“It is a truth universally acknowledged that a single man in possession of a good fortune must be in want of a wife.” This is the first line of Jane Austen’s novel “Pride and Prejudice” and it is perhaps one of the most recognized lines in all of literature. It is right up there with “Call me Ishmael” from Herman Melville’s “Moby Dick,” Leo Tolstoy’s opening line in “Anna Karenina” – “Happy families are all alike; every unhappy family is unhappy in its own way” – and of course “Amelia Bedelia must look for a new job!” by Peggy Parish. I have always strongly identified with Amelia because of our alternative approaches to domestic tasks.

Though I think Jane Austen’s opening passage is a remarkable one, I do not know if it has managed to remain valid over the course of a hundred years. This line definitely does not apply to the society of college. Perhaps something more like – it is a truth universally acknowledged that a guy who has had five or six beers on a Saturday night is probably in want of some ass. The language isn’t quite as rich, but I think it conveys a point.

Sometimes I really do wish that things were as elegant and proper as they were in the time of Jane Austen, circa the early 1800s.

I wish we used words like “felicity,” “scruples” and “vither” in our everyday vernacular. I just took the GRE’s – maybe more than twice – which required me to pump up my vocabulary knowledge. At first this was annoying but then I really got into running over to the dictionary anytime I didn’t know a word and trying to slip it into daily conversation, for example the word “cadge.” My friend Phil is a cadger. If you don’t know what that means then go look it up and you will be in on the secret about Phil.

Now, though I do consider myself a rather technologically savvy girl – I can’t write an article without mentioning my iPod – I think I would have been quite content with the quiet peacefulness of the society of aristocratic Jane Austen England.

Basically by the time you were 13 you were looked at as a candidate to be someone’s wife so all day you were required to boost your resum. This included extensive reading, archery practice, making sure you sat up really, really straight and practicing an instrument, most likely a piano.

Well, I love to read, have suitable posture and can play a diverse array of songs on the piano – everything from the theme from “Jaws” to the “Flight of the Bumblebee.” If I had busted out a little Billy Joel at one of those parties people would have just been fawning over me and some guy named Darcy would have been professing his love to me in the pouring rain.

Also, because there was no electricity, which as all you scientific people know meant no television, stereos or video games, there wasn’t a lot to do except gossip about people.

Jane Austen was the quintessential gossip.

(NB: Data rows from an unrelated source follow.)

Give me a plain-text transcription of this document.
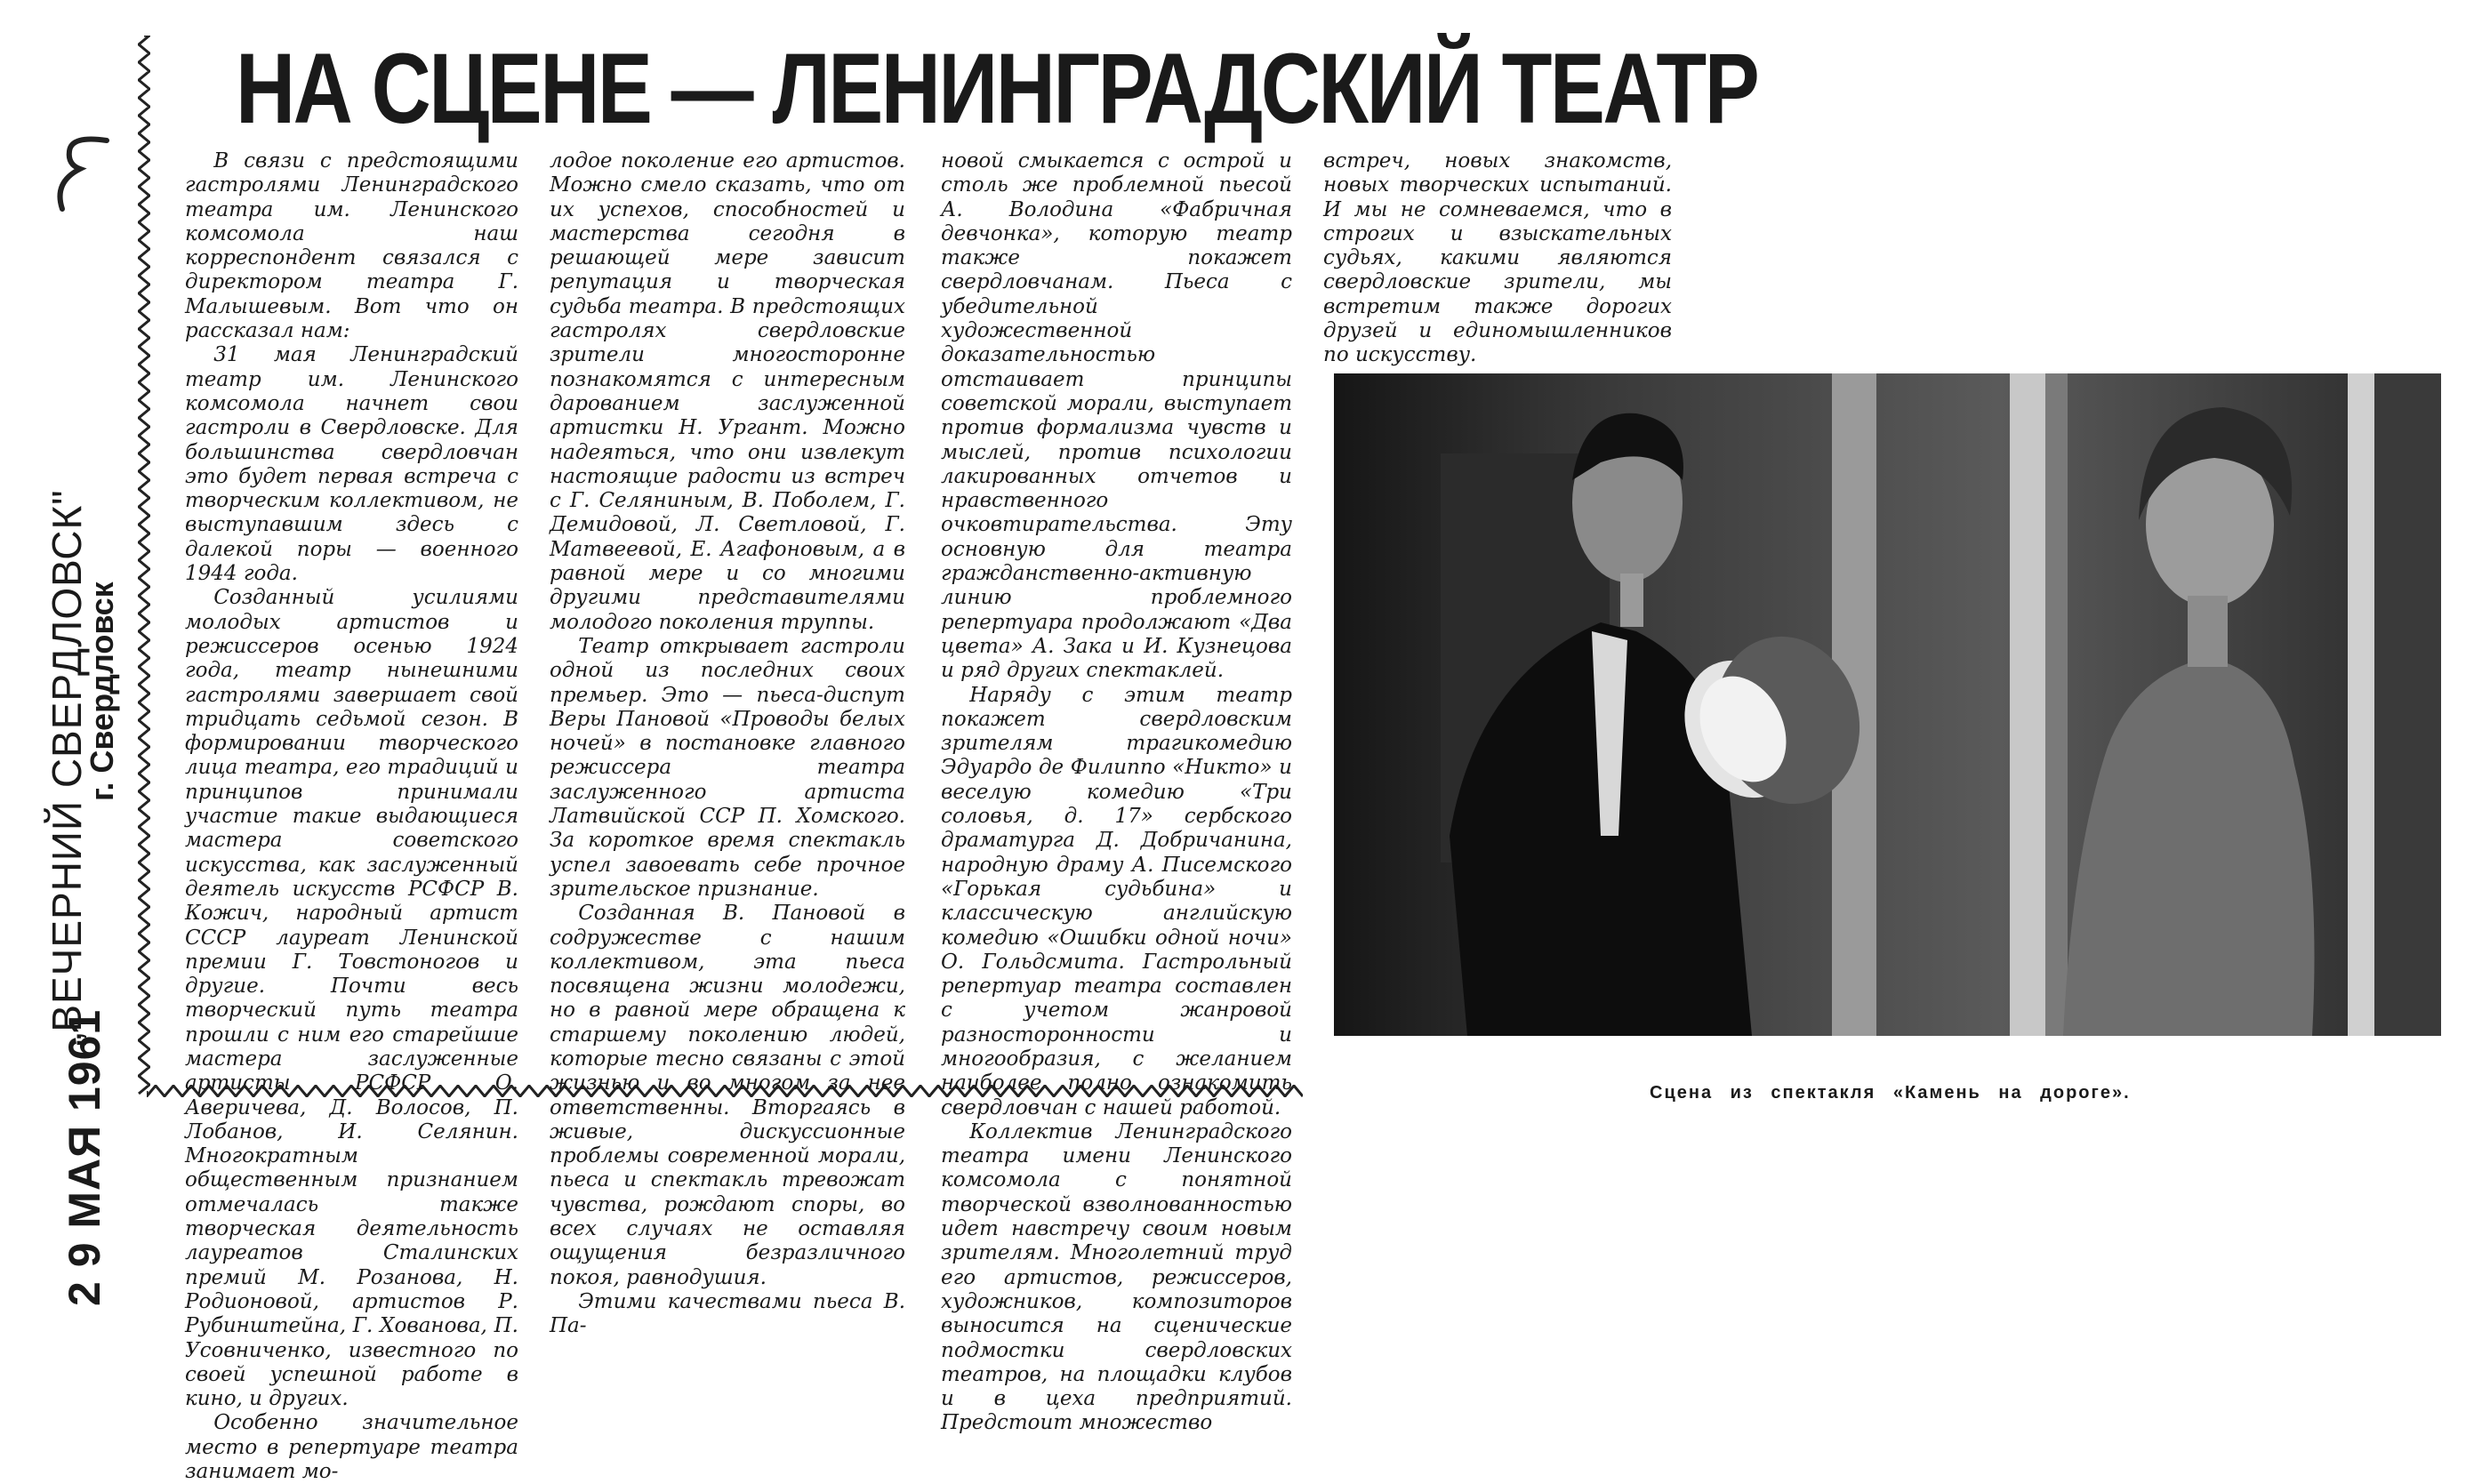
„ВЕЧЕРНИЙ СВЕРДЛОВСК"
г. Свердловск
2 9 МАЯ 1961
НА СЦЕНЕ — ЛЕНИНГРАДСКИЙ ТЕАТР

В связи с предстоящими гастролями Ленинградского театра им. Ленинского комсомола наш корреспондент связался с директором театра Г. Малышевым. Вот что он рассказал нам:

31 мая Ленинградский театр им. Ленинского комсомола начнет свои гастроли в Свердловске. Для большинства свердловчан это будет первая встреча с творческим коллективом, не выступавшим здесь с далекой поры — военного 1944 года.

Созданный усилиями молодых артистов и режиссеров осенью 1924 года, театр нынешними гастролями завершает свой тридцать седьмой сезон. В формировании творческого лица театра, его традиций и принципов принимали участие такие выдающиеся мастера советского искусства, как заслуженный деятель искусств РСФСР В. Кожич, народный артист СССР лауреат Ленинской премии Г. Товстоногов и другие. Почти весь творческий путь театра прошли с ним его старейшие мастера заслуженные артисты РСФСР О. Аверичева, Д. Волосов, П. Лобанов, И. Селянин. Многократным общественным признанием отмечалась также творческая деятельность лауреатов Сталинских премий М. Розанова, Н. Родионовой, артистов Р. Рубинштейна, Г. Хованова, П. Усовниченко, известного по своей успешной работе в кино, и других.

Особенно значительное место в репертуаре театра занимает мо-

лодое поколение его артистов. Можно смело сказать, что от их успехов, способностей и мастерства сегодня в решающей мере зависит репутация и творческая судьба театра. В предстоящих гастролях свердловские зрители многосторонне познакомятся с интересным дарованием заслуженной артистки Н. Ургант. Можно надеяться, что они извлекут настоящие радости из встреч с Г. Селяниным, В. Поболем, Г. Демидовой, Л. Светловой, Г. Матвеевой, Е. Агафоновым, а в равной мере и со многими другими представителями молодого поколения труппы.

Театр открывает гастроли одной из последних своих премьер. Это — пьеса-диспут Веры Пановой «Проводы белых ночей» в постановке главного режиссера театра заслуженного артиста Латвийской ССР П. Хомского. За короткое время спектакль успел завоевать себе прочное зрительское признание.

Созданная В. Пановой в содружестве с нашим коллективом, эта пьеса посвящена жизни молодежи, но в равной мере обращена к старшему поколению людей, которые тесно связаны с этой жизнью и во многом за нее ответственны. Вторгаясь в живые, дискуссионные проблемы современной морали, пьеса и спектакль тревожат чувства, рождают споры, во всех случаях не оставляя ощущения безразличного покоя, равнодушия.

Этими качествами пьеса В. Па-

новой смыкается с острой и столь же проблемной пьесой А. Володина «Фабричная девчонка», которую театр также покажет свердловчанам. Пьеса с убедительной художественной доказательностью отстаивает принципы советской морали, выступает против формализма чувств и мыслей, против психологии лакированных отчетов и нравственного очковтирательства. Эту основную для театра гражданственно-активную линию проблемного репертуара продолжают «Два цвета» А. Зака и И. Кузнецова и ряд других спектаклей.

Наряду с этим театр покажет свердловским зрителям трагикомедию Эдуардо де Филиппо «Никто» и веселую комедию «Три соловья, д. 17» сербского драматурга Д. Добричанина, народную драму А. Писемского «Горькая судьбина» и классическую английскую комедию «Ошибки одной ночи» О. Гольдсмита. Гастрольный репертуар театра составлен с учетом жанровой разносторонности и многообразия, с желанием наиболее полно ознакомить свердловчан с нашей работой.

Коллектив Ленинградского театра имени Ленинского комсомола с понятной творческой взволнованностью идет навстречу своим новым зрителям. Многолетний труд его артистов, режиссеров, художников, композиторов выносится на сценические подмостки свердловских театров, на площадки клубов и в цеха предприятий. Предстоит множество

встреч, новых знакомств, новых творческих испытаний. И мы не сомневаемся, что в строгих и взыскательных судьях, какими являются свердловские зрители, мы встретим также дорогих друзей и единомышленников по искусству.

Сцена из спектакля «Камень на дороге».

She observed the elaborate social customs of the people in her surroundings and then wittily made fun of them in her books.

I love to gossip and often get myself in huge trouble because some of my friends don’t appreciate when I told others something they would have preferred not to be spread. I look at gossip as a public service if you will. They look at it as secrets that are meant to be kept private but tomato, “tomaaato.” Basically the more scandalous information you knew about someone back then, the more popular you were.

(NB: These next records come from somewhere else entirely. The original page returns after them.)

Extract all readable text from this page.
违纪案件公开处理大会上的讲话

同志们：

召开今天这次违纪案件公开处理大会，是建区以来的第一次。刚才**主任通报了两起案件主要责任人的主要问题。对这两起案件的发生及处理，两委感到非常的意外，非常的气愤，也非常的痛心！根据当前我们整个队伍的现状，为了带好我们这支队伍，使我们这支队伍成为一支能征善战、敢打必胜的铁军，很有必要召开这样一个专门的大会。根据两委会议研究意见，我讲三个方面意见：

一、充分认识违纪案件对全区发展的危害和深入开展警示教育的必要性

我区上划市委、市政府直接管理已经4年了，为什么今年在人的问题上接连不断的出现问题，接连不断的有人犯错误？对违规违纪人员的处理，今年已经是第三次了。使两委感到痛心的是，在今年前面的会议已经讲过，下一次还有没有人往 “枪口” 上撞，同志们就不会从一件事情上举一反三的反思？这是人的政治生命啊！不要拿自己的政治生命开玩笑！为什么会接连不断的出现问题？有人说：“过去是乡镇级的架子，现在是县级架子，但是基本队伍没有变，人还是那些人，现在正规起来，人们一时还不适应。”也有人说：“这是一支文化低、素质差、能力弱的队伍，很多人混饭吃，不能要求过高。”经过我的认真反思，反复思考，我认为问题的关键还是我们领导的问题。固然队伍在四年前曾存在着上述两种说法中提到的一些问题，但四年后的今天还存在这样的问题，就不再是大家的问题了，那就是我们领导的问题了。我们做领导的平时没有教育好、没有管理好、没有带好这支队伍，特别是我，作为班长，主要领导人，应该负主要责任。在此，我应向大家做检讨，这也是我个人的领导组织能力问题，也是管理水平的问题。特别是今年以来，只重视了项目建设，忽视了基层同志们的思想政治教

I would like to say that the character I most identify with would be Elizabeth Bennett, the protagonist of “Pride and Prejudice” because of the way she was able to put the proud Darcy in his place and still make him fall in love with her by using cunningly clever language. However, I am probably more like Emma, the title character from “Emma.” She was a gossip who stuck her nose in everyone’s business and then got together with her brother-in-law.

Alas they still both got modern movies based on them – “Bridget Jones’s Diary” and “Clueless.” Bridget was a self-loathing alcoholic who was 20 pounds overweight but ended up with Colin Firth. Cher was a Beverly Hills princess who loved to give her friends make-overs and went shopping everyday but ended up with Paul Rudd. I’d say either of those outcomes are fine with me and would provide me with much felicity and vigor.